Zurück zur Bildergalerie
10 von 23
Schwarz-Weiß-Foto: Eine Gruppe von Juden, darunter ein kleiner Junge, wird  von bewaffneten deutschen Soldaten am 19. April 1943 mit erhobenen Händen aus dem Warschauer Ghetto geführt. Das Bild gehörte zu einem Bericht von SS-General Stroop an seinen Kommandeur und wurde als Beweis in den Kriegsverbrecherprozessen in Nürnberg im Jahr 1945 eingeführt. Die französische Zeitung "Le Figaro" berichtete am 23. Mai 1998, dass Tsvi Nussbaum, ein in Palästina geborener und heute in New York lebender Mann, vermutlich der Junge mit den erhobenen Händen sei.

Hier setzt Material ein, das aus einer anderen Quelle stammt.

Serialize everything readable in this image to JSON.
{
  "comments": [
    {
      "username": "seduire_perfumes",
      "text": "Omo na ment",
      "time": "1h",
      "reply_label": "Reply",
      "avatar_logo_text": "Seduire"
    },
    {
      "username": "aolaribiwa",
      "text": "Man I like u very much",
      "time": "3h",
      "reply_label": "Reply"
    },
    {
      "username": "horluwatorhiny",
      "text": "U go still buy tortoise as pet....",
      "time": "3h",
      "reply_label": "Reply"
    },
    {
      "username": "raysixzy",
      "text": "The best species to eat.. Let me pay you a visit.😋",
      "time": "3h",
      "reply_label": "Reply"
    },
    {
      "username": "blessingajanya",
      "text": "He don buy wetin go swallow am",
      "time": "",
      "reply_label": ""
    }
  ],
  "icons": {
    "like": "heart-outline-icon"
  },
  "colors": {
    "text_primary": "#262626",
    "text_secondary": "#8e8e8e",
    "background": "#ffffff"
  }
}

19. April: 70 Jahre Aufstand im Warschauer Ghetto

Am 19. April jährt sich zum 70. Mal der Aufstand des Warschauer Ghettos. An diesem Morgen marschierten SS-Angehörige in das von einer drei Meter hohen Mauer umschlossene Ghetto ein. Seit Januar hatten sich die verbleibenden 60.000 Menschen, die noch nicht in den Vernichtungslagern ermordet worden waren, ihrer Deportation widersetzt. Obwohl die Bewohner den Deutschen hoffnungslos unterlegen waren, sollte es fast vier Wochen dauern, bis die Nationalsozialisten am 16. Mai die Große Synagoge sprengten – ein symbolischer Akt, mit dem das Ende des Ghettos und das Ende der jüdischen Bevölkerung Warschaus demonstriert wurde.

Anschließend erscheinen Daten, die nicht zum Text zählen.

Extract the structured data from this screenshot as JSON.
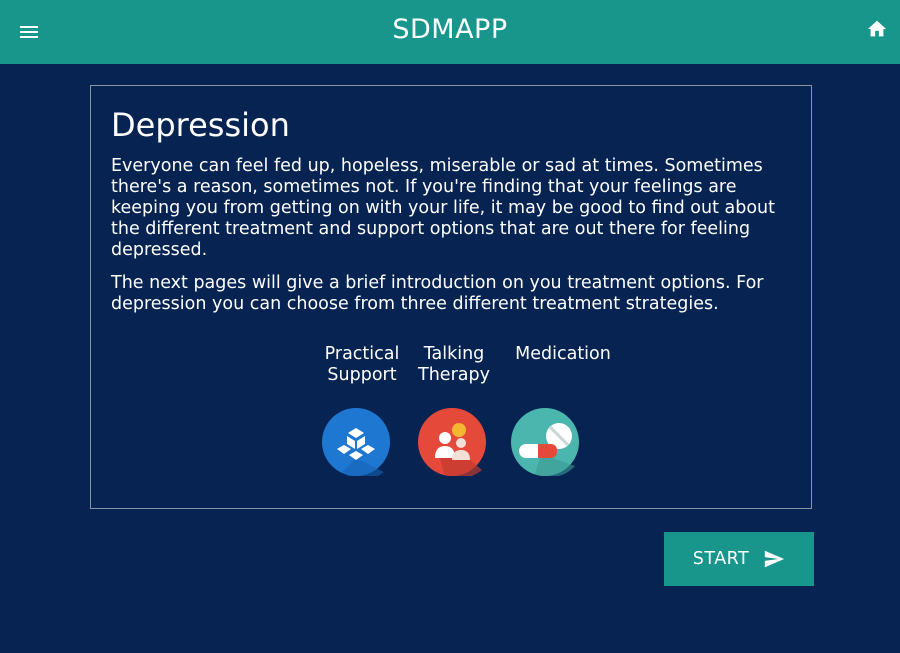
{
  "header": {
    "title": "SDMAPP",
    "menu_icon": "menu-icon",
    "home_icon": "home-icon",
    "background": "#18968c"
  },
  "page": {
    "background": "#062351"
  },
  "card": {
    "heading": "Depression",
    "paragraph_1": "Everyone can feel fed up, hopeless, miserable or sad at times. Sometimes there's a reason, sometimes not. If you're finding that your feelings are keeping you from getting on with your life, it may be good to find out about the different treatment and support options that are out there for feeling depressed.",
    "paragraph_2": "The next pages will give a brief introduction on you treatment options. For depression you can choose from three different treatment strategies."
  },
  "options": [
    {
      "label_line1": "Practical",
      "label_line2": "Support",
      "icon": "practical-support-icon",
      "color": "#1e78d2"
    },
    {
      "label_line1": "Talking",
      "label_line2": "Therapy",
      "icon": "talking-therapy-icon",
      "color": "#e5493a"
    },
    {
      "label_line1": "Medication",
      "label_line2": "",
      "icon": "medication-icon",
      "color": "#4bb6ad"
    }
  ],
  "start_button": {
    "label": "START",
    "icon": "send-icon"
  }
}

Bis 1939 befand sich in Warschau die größte jüdische Gemeinde Europas. Das Ghetto wurde im Oktober 1940 errichtet. Im Juli 1942 begannen die ersten Deportationen. Bis Ende 1942 war die Mehrheit der Ghettobewohner deportiert und ermordet worden.
Der Aufstand im Warschauer Ghetto war für die Überlebenden von enormer Bedeutung, da er zum Symbol des bewaffneten Widerstands wurde.